Surgical treatment was planned taking into account the cytological diagnosis, lymph node involvement and the size of the suspicious nodule (both evaluated through US of the neck), age of patients, and a history of prior head and neck irradiation. In cases with a cytologic diagnosis of malignancy (TIR4, TIR5), the patients underwent total thyroidectomy, according to ATA 2009 (recommendation 26). Thyroid lobectomy alone may be sufficient treatment for small (< 1 cm), low-risk, unifocal, intrathyroidal papillary carcinomas in the absence of prior head and neck irradiation or radiologically or clinically involved cervical nodal metastases, as suggested by ATA 2009. However, none of our TIR4/TIR5 patients were candidates for lobectomy. In fact, as previously described, only patients with suspicious nodules ≥ 1 cm underwent FNA and were included in the study. Table
1 reports the histological size of the tumor, measured “ex vivo” after thyroidectomy, which is often different from the pre-operative US measurements. Patients with clinically involved central compartment (level VI) lymph nodes underwent therapeutic central neck dissection along with total thyroidectomy (Table
1, cases 2, 4, 5, 8, 9, 10, 11, 12, 13, 14, 15, 17, 18, 19, 20). Patients with suspicion for lateral lymph node disease (compartments II–IV) on preoperative US or intraoperative exam also underwent lateral neck dissection (Table
1, cases: 15, 17, 19, 20; ATA 2009, recommendation 27).
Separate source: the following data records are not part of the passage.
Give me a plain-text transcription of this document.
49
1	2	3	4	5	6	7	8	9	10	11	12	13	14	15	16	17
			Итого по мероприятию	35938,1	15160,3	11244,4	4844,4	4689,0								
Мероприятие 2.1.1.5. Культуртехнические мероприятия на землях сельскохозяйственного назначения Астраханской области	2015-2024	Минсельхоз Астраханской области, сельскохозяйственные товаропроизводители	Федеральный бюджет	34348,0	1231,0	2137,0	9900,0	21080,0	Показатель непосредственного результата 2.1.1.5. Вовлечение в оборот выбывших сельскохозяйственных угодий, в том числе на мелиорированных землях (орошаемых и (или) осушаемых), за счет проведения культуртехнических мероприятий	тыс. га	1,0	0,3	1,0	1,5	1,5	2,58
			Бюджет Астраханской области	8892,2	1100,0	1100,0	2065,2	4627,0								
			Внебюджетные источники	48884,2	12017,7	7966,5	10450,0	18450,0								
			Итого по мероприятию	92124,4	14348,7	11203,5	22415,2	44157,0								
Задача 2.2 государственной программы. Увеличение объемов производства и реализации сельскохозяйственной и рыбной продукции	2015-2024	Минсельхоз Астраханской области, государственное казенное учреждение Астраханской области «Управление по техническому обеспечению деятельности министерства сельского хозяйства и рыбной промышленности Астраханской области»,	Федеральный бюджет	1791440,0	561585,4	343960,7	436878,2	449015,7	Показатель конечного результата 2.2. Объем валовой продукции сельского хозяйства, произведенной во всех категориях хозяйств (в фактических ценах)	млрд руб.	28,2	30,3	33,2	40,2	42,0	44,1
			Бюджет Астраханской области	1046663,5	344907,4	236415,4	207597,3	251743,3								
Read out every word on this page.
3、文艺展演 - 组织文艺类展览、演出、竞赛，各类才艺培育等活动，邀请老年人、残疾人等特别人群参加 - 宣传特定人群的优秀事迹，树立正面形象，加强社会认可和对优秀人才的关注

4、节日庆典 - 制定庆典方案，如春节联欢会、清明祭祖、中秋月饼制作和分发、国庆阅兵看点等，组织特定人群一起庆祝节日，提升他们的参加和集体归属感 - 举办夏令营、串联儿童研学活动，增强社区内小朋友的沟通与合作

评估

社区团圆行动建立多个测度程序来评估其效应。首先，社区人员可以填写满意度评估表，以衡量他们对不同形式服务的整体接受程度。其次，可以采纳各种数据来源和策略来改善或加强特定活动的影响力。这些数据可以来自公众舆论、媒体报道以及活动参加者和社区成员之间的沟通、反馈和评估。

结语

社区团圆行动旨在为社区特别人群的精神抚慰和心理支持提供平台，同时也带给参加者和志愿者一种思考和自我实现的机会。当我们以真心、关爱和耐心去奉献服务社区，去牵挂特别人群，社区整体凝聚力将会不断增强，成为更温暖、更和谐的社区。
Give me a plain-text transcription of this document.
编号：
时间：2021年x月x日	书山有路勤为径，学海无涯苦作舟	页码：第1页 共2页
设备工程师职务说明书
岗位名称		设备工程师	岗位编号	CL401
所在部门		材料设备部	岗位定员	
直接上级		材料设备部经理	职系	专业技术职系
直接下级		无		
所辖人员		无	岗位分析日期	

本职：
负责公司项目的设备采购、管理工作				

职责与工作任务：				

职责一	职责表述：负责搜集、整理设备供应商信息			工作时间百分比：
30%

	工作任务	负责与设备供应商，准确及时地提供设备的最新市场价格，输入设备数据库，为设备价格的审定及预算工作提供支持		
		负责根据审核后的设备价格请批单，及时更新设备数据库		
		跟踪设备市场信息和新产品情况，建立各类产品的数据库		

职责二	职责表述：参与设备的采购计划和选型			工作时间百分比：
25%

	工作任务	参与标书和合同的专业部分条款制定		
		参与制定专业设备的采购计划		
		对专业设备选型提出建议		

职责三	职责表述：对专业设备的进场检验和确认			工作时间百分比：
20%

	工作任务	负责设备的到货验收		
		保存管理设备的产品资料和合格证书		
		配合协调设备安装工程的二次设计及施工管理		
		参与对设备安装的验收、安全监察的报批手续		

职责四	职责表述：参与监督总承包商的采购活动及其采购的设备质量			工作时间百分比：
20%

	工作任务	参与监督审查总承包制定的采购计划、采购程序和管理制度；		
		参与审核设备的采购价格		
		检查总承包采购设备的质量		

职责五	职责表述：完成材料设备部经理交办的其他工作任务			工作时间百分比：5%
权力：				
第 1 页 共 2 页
Patients 3, 6, 7 and 16, with indeterminate nodules (TIR3B), preferred to undergo total thyroidectomy, to avoid the possibility of requiring a future surgery on the contralateral lobe as provided by ATA 2009 (recommendation 25b). Informed consent was obtained from all participants. The criteria of exclusion from the study were the presence of debilitating diseases (i.e. advanced stage diabetes, immunological diseases or hematologic disorders), lack of informed consent, and/or lack of authorization form for the processing of personal data. All subjects recruited for the study underwent the following: electrocardiogram, chest X-ray, indirect laryngoscopy, and whole blood sampling. The following blood tests were obtained for each patient: hemochromocytometric analysis, routine chemistry tests, TSH, FT3, FT4, calcitonin, thyroglobulin, anti-thyroperoxidase antibody (TPOAb), and anti-thyroglobulin antibody (TgAb). In order to obtain a comparison between healthy thyroid tissue and cancer tissue in each individual patient, we selected only those patients (candidates for total thyroidectomy) with unilateral suspicious cytological nodules.